Ele deu um passo à frente, seus sapatos ecoando pelo chão de mármore. Parou próximo a ela, tão próximo que podia sentir o cheiro do perfume amadeirado que ele usava — um cheiro que a incomodava mais a cada dia, por ter sido o mesmo que usava desde a infância, quando ele ainda era apenas um pai protetor, antes de se tornar esse carcereiro implacável.

— Todos os dias, Antonella? Parece que a igreja está ocupando todo o seu tempo. — Ele ergueu uma sobrancelha, mantendo uma expressão serena, como se seu controle sobre ela fosse natural e até razoável.

— É o único lugar que me permite ir — ela respondeu, e seu tom continha uma leveza forçada, quase suplicante. Era uma frase simples, mas no instante em que a disse, sentiu o peso de cada palavra.

Dante estreitou os olhos, observando-a com uma intensidade que parecia perfurar suas defesas. — Parece que você está sendo ingrata, Antonella. Eu lhe dou uma vida confortável, tudo do bom e do melhor. A cidade inteira inveja sua posição, mas você ainda busca coisas que estão fora de seu alcance.

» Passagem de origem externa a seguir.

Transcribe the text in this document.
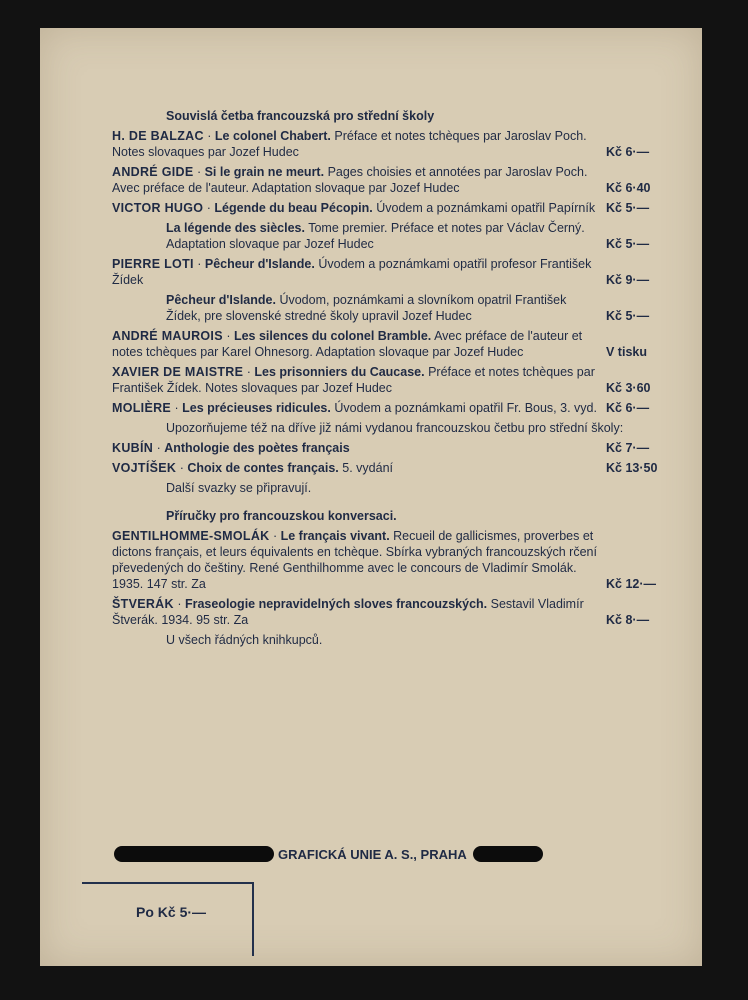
Souvislá četba francouzská pro střední školy
H. DE BALZAC · Le colonel Chabert. Préface et notes tchèques par Jaroslav Poch. Notes slovaques par Jozef Hudec	Kč 6·—
ANDRÉ GIDE · Si le grain ne meurt. Pages choisies et annotées par Jaroslav Poch. Avec préface de l'auteur. Adaptation slovaque par Jozef Hudec	Kč 6·40
VICTOR HUGO · Légende du beau Pécopin. Úvodem a poznámkami opatřil Papírník Kč 5·—
La légende des siècles. Tome premier. Préface et notes par Václav Černý. Adaptation slovaque par Jozef Hudec	Kč 5·—
PIERRE LOTI · Pêcheur d'Islande. Úvodem a poznámkami opatřil profesor František Žídek	Kč 9·—
Pêcheur d'Islande. Úvodom, poznámkami a slovníkom opatril František Žídek, pre slovenské stredné školy upravil Jozef Hudec	Kč 5·—
ANDRÉ MAUROIS · Les silences du colonel Bramble. Avec préface de l'auteur et notes tchèques par Karel Ohnesorg. Adaptation slovaque par Jozef Hudec	V tisku
XAVIER DE MAISTRE · Les prisonniers du Caucase. Préface et notes tchèques par František Žídek. Notes slovaques par Jozef Hudec	Kč 3·60
MOLIÈRE · Les précieuses ridicules. Úvodem a poznámkami opatřil Fr. Bous, 3. vyd. Kč 6·—
Upozorňujeme též na dříve již námi vydanou francouzskou četbu pro střední školy:
KUBÍN · Anthologie des poètes français	Kč 7·—
VOJTÍŠEK · Choix de contes français. 5. vydání	Kč 13·50
Další svazky se připravují.
Příručky pro francouzskou konversaci.
GENTILHOMME-SMOLÁK · Le français vivant. Recueil de gallicismes, proverbes et dictons français, et leurs équivalents en tchèque. Sbírka vybraných francouzských rčení převedených do češtiny. René Genthilhomme avec le concours de Vladimír Smolák. 1935. 147 str. Za	Kč 12·—
ŠTVERÁK · Fraseologie nepravidelných sloves francouzských. Sestavil Vladimír Štverák. 1934. 95 str. Za	Kč 8·—
U všech řádných knihkupců.
GRAFICKÁ UNIE A. S., PRAHA
Po Kč 5·—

Ela não respondeu. Sabia que qualquer palavra a mais só alimentaria a irritação contida que brilhava nos olhos do pai. Ele a tratava como uma boneca de porcelana, frágil demais para o mundo lá fora, mas também lhe negava a liberdade que qualquer jovem deveria ter. Ao invés de protegida, ela se sentia encarcerada.

Dante observou-a em silêncio por um longo momento, então deu um suspiro controlado, cruzando os braços. — Se vai à igreja, vá. Mas não demore. E... lembre-se de que sou eu quem toma as decisões sobre o que é melhor para você.

A ordem foi como um tapa silencioso, uma sentença que a forçava a voltar para casa mais rapidamente do que gostaria. Antonella assentiu, tentando disfarçar o alívio que sentia por, ao menos, conseguir sair. Seguiu em direção à porta, com o corpo rígido e o coração acelerado. Sentia as costas queimarem, como se o olhar do pai a seguisse, avaliando cada movimento seu.

Quando Antonella já estava quase alcançando a porta, Dante a chamou de volta com um tom firme, mas carregado de suavidade calculada. Ela parou, o corpo tenso, sentindo o peso do olhar do pai mais uma vez.

— Antes que me esqueça, Antonella... — ele começou, enquanto ajustava os punhos da camisa, a voz baixa e meticulosamente controlada. — Esta noite teremos uma ocasião especial. O novo pároco da cidade, Padre Hyde, virá para um jantar em nossa casa. É importante que esteja presente e que mostre a mesma postura de sempre. Afinal, não se trata apenas de nós, mas da imagem que representamos para toda a cidade.